Monk se levantó y se despidió mientras ella se quedaba observando su figura, algo envarada y tan peculiar, bajar la escalera y salir a la calle. Habría podido reconocerlo en cualquier parte sólo por su manera de andar. Tenía una agilidad de movimientos no muy diferente de la que es propia de los soldados acostumbrados a la autodisciplina que imponen las largas marchas, pese a que en su porte no había nada de militar.

Así que lo hubo perdido de vista, se sentó. Tenía frío y sentía una cierta desazón, sabiendo que le era imposible no hacer lo que Monk le había pedido y exactamente tal como se lo había pedido. Mejor que ella fuera la primera en saber la verdad que tener que esperar a que la descubrieran otros.

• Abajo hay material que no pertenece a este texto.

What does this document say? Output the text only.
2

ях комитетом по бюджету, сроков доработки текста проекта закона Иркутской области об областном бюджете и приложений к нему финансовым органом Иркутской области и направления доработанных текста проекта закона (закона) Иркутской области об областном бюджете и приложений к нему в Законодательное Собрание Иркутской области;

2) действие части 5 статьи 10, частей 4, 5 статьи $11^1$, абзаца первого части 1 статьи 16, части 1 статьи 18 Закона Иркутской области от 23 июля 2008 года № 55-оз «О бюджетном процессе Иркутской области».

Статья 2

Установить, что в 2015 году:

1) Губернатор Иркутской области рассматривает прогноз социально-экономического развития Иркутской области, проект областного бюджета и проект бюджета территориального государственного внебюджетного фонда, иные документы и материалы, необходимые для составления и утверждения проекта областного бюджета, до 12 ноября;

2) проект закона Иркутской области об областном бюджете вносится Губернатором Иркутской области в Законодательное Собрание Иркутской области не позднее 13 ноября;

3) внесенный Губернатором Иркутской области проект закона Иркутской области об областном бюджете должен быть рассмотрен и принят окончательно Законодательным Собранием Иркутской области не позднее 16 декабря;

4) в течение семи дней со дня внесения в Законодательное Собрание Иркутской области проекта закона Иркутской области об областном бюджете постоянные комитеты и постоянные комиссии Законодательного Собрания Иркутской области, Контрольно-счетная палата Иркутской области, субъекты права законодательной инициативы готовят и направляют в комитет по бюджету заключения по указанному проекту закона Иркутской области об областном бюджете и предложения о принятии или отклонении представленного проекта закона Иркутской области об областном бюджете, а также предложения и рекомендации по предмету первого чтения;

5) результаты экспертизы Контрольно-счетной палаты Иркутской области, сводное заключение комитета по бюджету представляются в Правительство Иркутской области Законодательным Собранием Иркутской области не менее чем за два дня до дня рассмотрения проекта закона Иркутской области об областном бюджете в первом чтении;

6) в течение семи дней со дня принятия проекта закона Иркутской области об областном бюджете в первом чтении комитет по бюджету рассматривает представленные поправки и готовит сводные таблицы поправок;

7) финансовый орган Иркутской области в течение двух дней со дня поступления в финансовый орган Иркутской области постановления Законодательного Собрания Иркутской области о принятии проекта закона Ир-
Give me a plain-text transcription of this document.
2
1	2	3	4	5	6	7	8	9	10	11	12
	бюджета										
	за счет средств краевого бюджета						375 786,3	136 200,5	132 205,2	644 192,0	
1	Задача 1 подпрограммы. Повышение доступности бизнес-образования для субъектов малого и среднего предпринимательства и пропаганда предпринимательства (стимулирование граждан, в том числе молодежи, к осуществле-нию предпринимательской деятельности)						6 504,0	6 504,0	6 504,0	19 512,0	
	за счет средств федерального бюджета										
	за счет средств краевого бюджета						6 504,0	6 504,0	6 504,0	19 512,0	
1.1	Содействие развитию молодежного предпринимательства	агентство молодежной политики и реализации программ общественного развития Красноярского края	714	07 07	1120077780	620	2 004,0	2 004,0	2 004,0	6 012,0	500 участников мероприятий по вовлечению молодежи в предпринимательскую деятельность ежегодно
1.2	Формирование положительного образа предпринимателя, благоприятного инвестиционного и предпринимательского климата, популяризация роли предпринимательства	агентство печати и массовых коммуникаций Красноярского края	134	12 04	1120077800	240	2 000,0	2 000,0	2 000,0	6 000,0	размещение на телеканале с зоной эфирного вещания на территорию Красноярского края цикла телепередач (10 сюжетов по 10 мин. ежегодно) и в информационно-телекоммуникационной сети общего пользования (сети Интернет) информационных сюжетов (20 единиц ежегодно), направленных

Pasó una tarde de soledad y tristeza y cenó sola en su habitación. Hasta que supiera la verdad a través de Imogen, no podía correr el riesgo de permanecer mucho tiempo con Charles, sentada a la mesa con él, por ejemplo. Tenía miedo de que sus pensamientos la traicionasen y acabasen hiriéndolos a ambos. Cuando era niña se tenía por muy sutil y capaz de todo tipo de disimulos. Tendría unos veinte años cuando se refirió a ello con toda seriedad en el curso de una comida. Era la única ocasión en que recordaba haber visto a toda su familia al completo prorrumpir en sonoras carcajadas. El primero en reír había sido George, con el rostro contraído por las muecas de una incontenible hilaridad y manifestando lo que pensaba a grito pelado. ¡Vaya idea peregrina la suya! ¡Pero si era la persona más transparente del mundo en todo lo que fueran emociones! Cuando estaba contenta arrastraba a toda la casa en un remolino de alegría; cuando se sentía desgraciada, caía sobre toda la familia un velo de fúnebre tristeza.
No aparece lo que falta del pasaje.